İkinci tetikleyici unsur ise “Anında güven” (Instant trust) olarak tanımlanıyor. Bu eğilim, tüketicilerin kendilerini anında rahat hissetmelerini sağlayacak markalara yönelmeleri anlamına geliyor. Zira Havas’ın 2013 Ocak ayında gerçekleştirdiği araştırmanın sonuçlarına göre, büyük şirketlere güvenen kesimin oranı İngiltere’de yüzde 28’e, Japonya’da yüzde 30’a, Avustralya’da yüzde 32’ye, ABD’de yüzde 33’e ve Kanada’da yüzde 34’e gerilemiş durumda. Gelişmekte olan ekonomilerde tüketici güven seviyeleri halen çok daha yüksek: Çin’de yüzde 83, Türkiye’de yüzde 72, Brezilya’da
ve Hindistan’da yüzde 65. Ancak büyük şirketlerin ileride de bu güveni koruyup koruyamayacakları şüpheli görünüyor. Dünyadaki en önemli markaların yaş ortalamasındaki düşüş, gidişatın genç markalar lehine olduğuna işaret ediyor. Milward Brown’ın Mayıs 2012 BrandZ Top 100 Küresel Marka Raporu’ndaki ortalama marka yaşı 2006’da 84’ten sürekli bir düşüşle 2012’de 68’e gerilemiş durumda.
Bu göstergeler, bize yeni ortaya çıkan markaların kullandığı pazarlama yöntemlerinin, geleneksel markaların ve büyük şirketlerin yöntemlerinden çok daha etkili olduğunu gösteriyor. Örneğin tüketicilerin deneyimlerini sosyal ağlarda paylaşması ve yeninin de yenisi ürün ve hizmetleri bile anında değerlendirip, puanlanması sayesinde yeni markalar artık “F-Faktörü”nün gücünden faydalanıyor. “F-Faktörü”, tüketicilerin satın alma kararlarını gittikçe daha sofistike biçimlerde etkilemeye başlayan Friends, Fans & Followers’ın F’si anlamına geliyor.

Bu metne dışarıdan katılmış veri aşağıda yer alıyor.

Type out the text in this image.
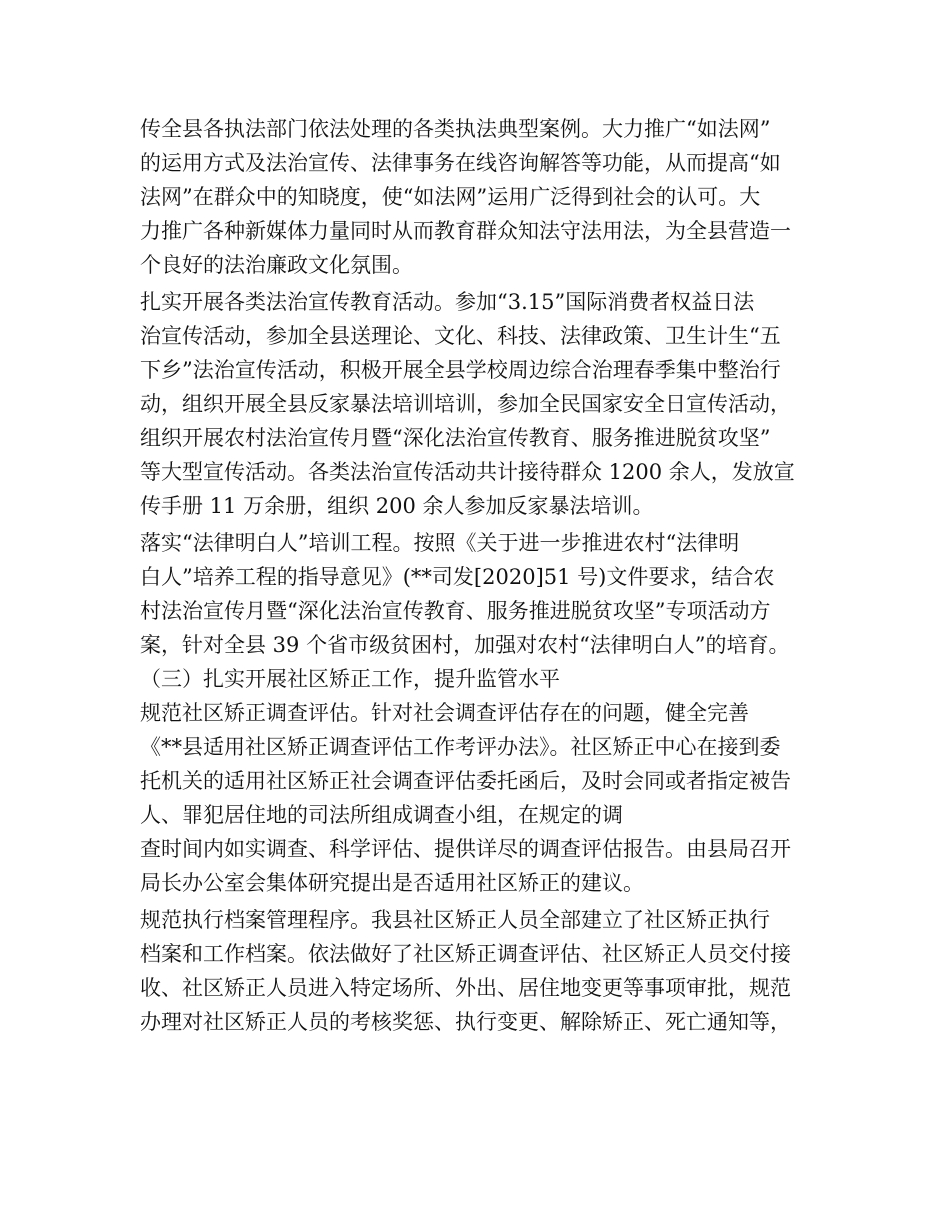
传全县各执法部门依法处理的各类执法典型案例。大力推广“如法网”
的运用方式及法治宣传、法律事务在线咨询解答等功能，从而提高“如
法网”在群众中的知晓度，使“如法网”运用广泛得到社会的认可。大
力推广各种新媒体力量同时从而教育群众知法守法用法，为全县营造一
个良好的法治廉政文化氛围。
扎实开展各类法治宣传教育活动。参加“3.15”国际消费者权益日法
治宣传活动，参加全县送理论、文化、科技、法律政策、卫生计生“五
下乡”法治宣传活动，积极开展全县学校周边综合治理春季集中整治行
动，组织开展全县反家暴法培训培训，参加全民国家安全日宣传活动，
组织开展农村法治宣传月暨“深化法治宣传教育、服务推进脱贫攻坚”
等大型宣传活动。各类法治宣传活动共计接待群众 1200 余人，发放宣
传手册 11 万余册，组织 200 余人参加反家暴法培训。
落实“法律明白人”培训工程。按照《关于进一步推进农村“法律明
白人”培养工程的指导意见》(**司发[2020]51 号)文件要求，结合农
村法治宣传月暨“深化法治宣传教育、服务推进脱贫攻坚”专项活动方
案，针对全县 39 个省市级贫困村，加强对农村“法律明白人”的培育。
（三）扎实开展社区矫正工作，提升监管水平
规范社区矫正调查评估。针对社会调查评估存在的问题，健全完善
《**县适用社区矫正调查评估工作考评办法》。社区矫正中心在接到委
托机关的适用社区矫正社会调查评估委托函后，及时会同或者指定被告
人、罪犯居住地的司法所组成调查小组，在规定的调
查时间内如实调查、科学评估、提供详尽的调查评估报告。由县局召开
局长办公室会集体研究提出是否适用社区矫正的建议。
规范执行档案管理程序。我县社区矫正人员全部建立了社区矫正执行
档案和工作档案。依法做好了社区矫正调查评估、社区矫正人员交付接
收、社区矫正人员进入特定场所、外出、居住地变更等事项审批，规范
办理对社区矫正人员的考核奖惩、执行变更、解除矫正、死亡通知等，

Yani Arkadaşlar, Hayranlar ve Takipçiler Faktörü...
Nielsen’ın, Nisan 2012’de gerçekleştirdiği araştırmanın sonuçları, arkadaş ve aile üyelerinin tavsiyesine tüm reklam türlerinden daha çok güvenenlerin oranının 2007’den bu yana yüzde 18 artarak yüzde 92’ye ulaştığını gösteriyor. Tüketicilerin markalarla ilgili bilgi almak için başvurduğu güvenilir kaynaklar arasında ikinci sırada yüzde 70 ile internette yer alan tüketici yorumları geliyor. Bu oran da 2008’den bu yana yüzde 15 artmış. Televizyon reklamlarına güvenenlerin oranı sadece yüzde 47 ve 2009’dan bu yana yüzde 24 düşmüş.

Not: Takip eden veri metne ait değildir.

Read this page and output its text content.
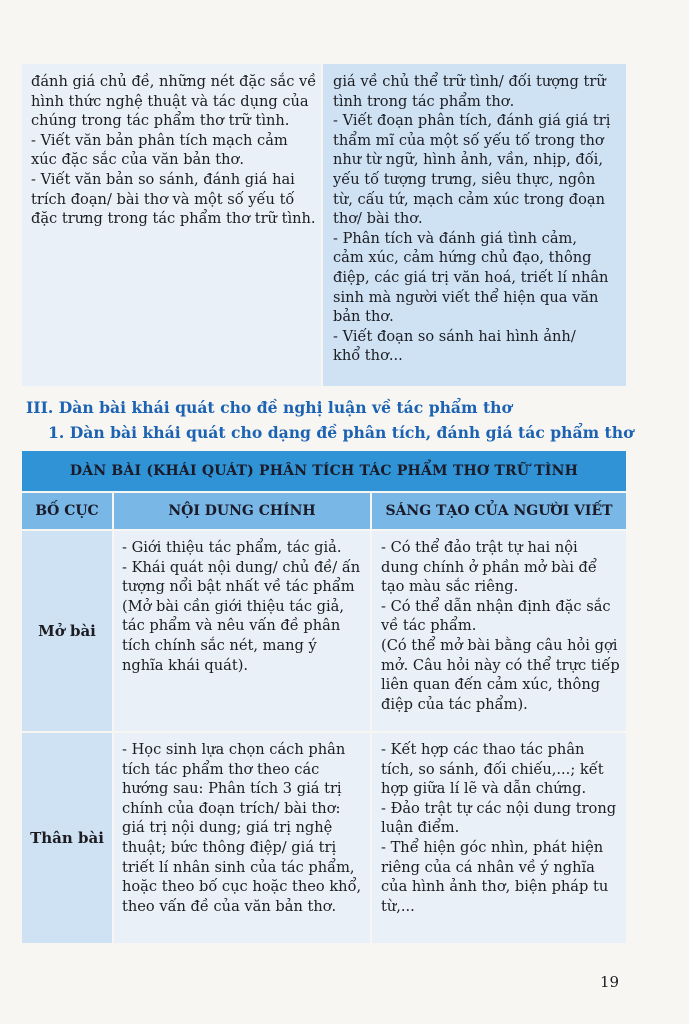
đánh giá chủ đề, những nét đặc sắc về
hình thức nghệ thuật và tác dụng của
chúng trong tác phẩm thơ trữ tình.
- Viết văn bản phân tích mạch cảm
xúc đặc sắc của văn bản thơ.
- Viết văn bản so sánh, đánh giá hai
trích đoạn/ bài thơ và một số yếu tố
đặc trưng trong tác phẩm thơ trữ tình.
giá về chủ thể trữ tình/ đối tượng trữ
tình trong tác phẩm thơ.
- Viết đoạn phân tích, đánh giá giá trị
thẩm mĩ của một số yếu tố trong thơ
như từ ngữ, hình ảnh, vần, nhịp, đối,
yếu tố tượng trưng, siêu thực, ngôn
từ, cấu tứ, mạch cảm xúc trong đoạn
thơ/ bài thơ.
- Phân tích và đánh giá tình cảm,
cảm xúc, cảm hứng chủ đạo, thông
điệp, các giá trị văn hoá, triết lí nhân
sinh mà người viết thể hiện qua văn
bản thơ.
- Viết đoạn so sánh hai hình ảnh/
khổ thơ...
III. Dàn bài khái quát cho đề nghị luận về tác phẩm thơ
1. Dàn bài khái quát cho dạng đề phân tích, đánh giá tác phẩm thơ
DÀN BÀI (KHÁI QUÁT) PHÂN TÍCH TÁC PHẨM THƠ TRỮ TÌNH
BỐ CỤC	NỘI DUNG CHÍNH	SÁNG TẠO CỦA NGƯỜI VIẾT
Mở bài
- Giới thiệu tác phẩm, tác giả.
- Khái quát nội dung/ chủ đề/ ấn
tượng nổi bật nhất về tác phẩm
(Mở bài cần giới thiệu tác giả,
tác phẩm và nêu vấn đề phân
tích chính sắc nét, mang ý
nghĩa khái quát).
- Có thể đảo trật tự hai nội
dung chính ở phần mở bài để
tạo màu sắc riêng.
- Có thể dẫn nhận định đặc sắc
về tác phẩm.
(Có thể mở bài bằng câu hỏi gợi
mở. Câu hỏi này có thể trực tiếp
liên quan đến cảm xúc, thông
điệp của tác phẩm).
Thân bài
- Học sinh lựa chọn cách phân
tích tác phẩm thơ theo các
hướng sau: Phân tích 3 giá trị
chính của đoạn trích/ bài thơ:
giá trị nội dung; giá trị nghệ
thuật; bức thông điệp/ giá trị
triết lí nhân sinh của tác phẩm,
hoặc theo bố cục hoặc theo khổ,
theo vấn đề của văn bản thơ.
- Kết hợp các thao tác phân
tích, so sánh, đối chiếu,...; kết
hợp giữa lí lẽ và dẫn chứng.
- Đảo trật tự các nội dung trong
luận điểm.
- Thể hiện góc nhìn, phát hiện
riêng của cá nhân về ý nghĩa
của hình ảnh thơ, biện pháp tu
từ,...
19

Diğer yandan genç markaların adil işgücü uygulamalarından, şeffaf tedarik zinciri ve temiz tasarıma kadar basit ve şeffaf operasyonları, tüketiciler tarafından kolay anlaşılabiliyor, bu yüzden de müşterilerin güvenini kazanıyor. Bu markalar aynı zamanda ürünlerle ilgili karmaşık seçim süreçlerini de ortadan kaldırarak tüketiciyi cezbediyor. Araştırmalar karar verme sürecini kolaylaştıran markaların müşterileri tarafından başkalarına tavsiye edilme ihtimalinin yüzde 115 daha fazla olduğunu gösteriyor. (Corporate Executive Board, Mayıs 2012)
Trendwatching raporunda, Clean Slate Brand trendinin belirli bir geçmişi ve mirası olan markalara olan talebi tamamen ortadan kaldırmayacağını, ancak tüketici tercihlerinde meydana gelen köklü değişimin yeni girişimler için büyük fırsatlar yarattığı vurgulanılıyor.
Tüm markalara da, heyecanı yakalamak, karmaşayı azaltmak ve daha fazla sorumluluk almak tavsiye ediliyor.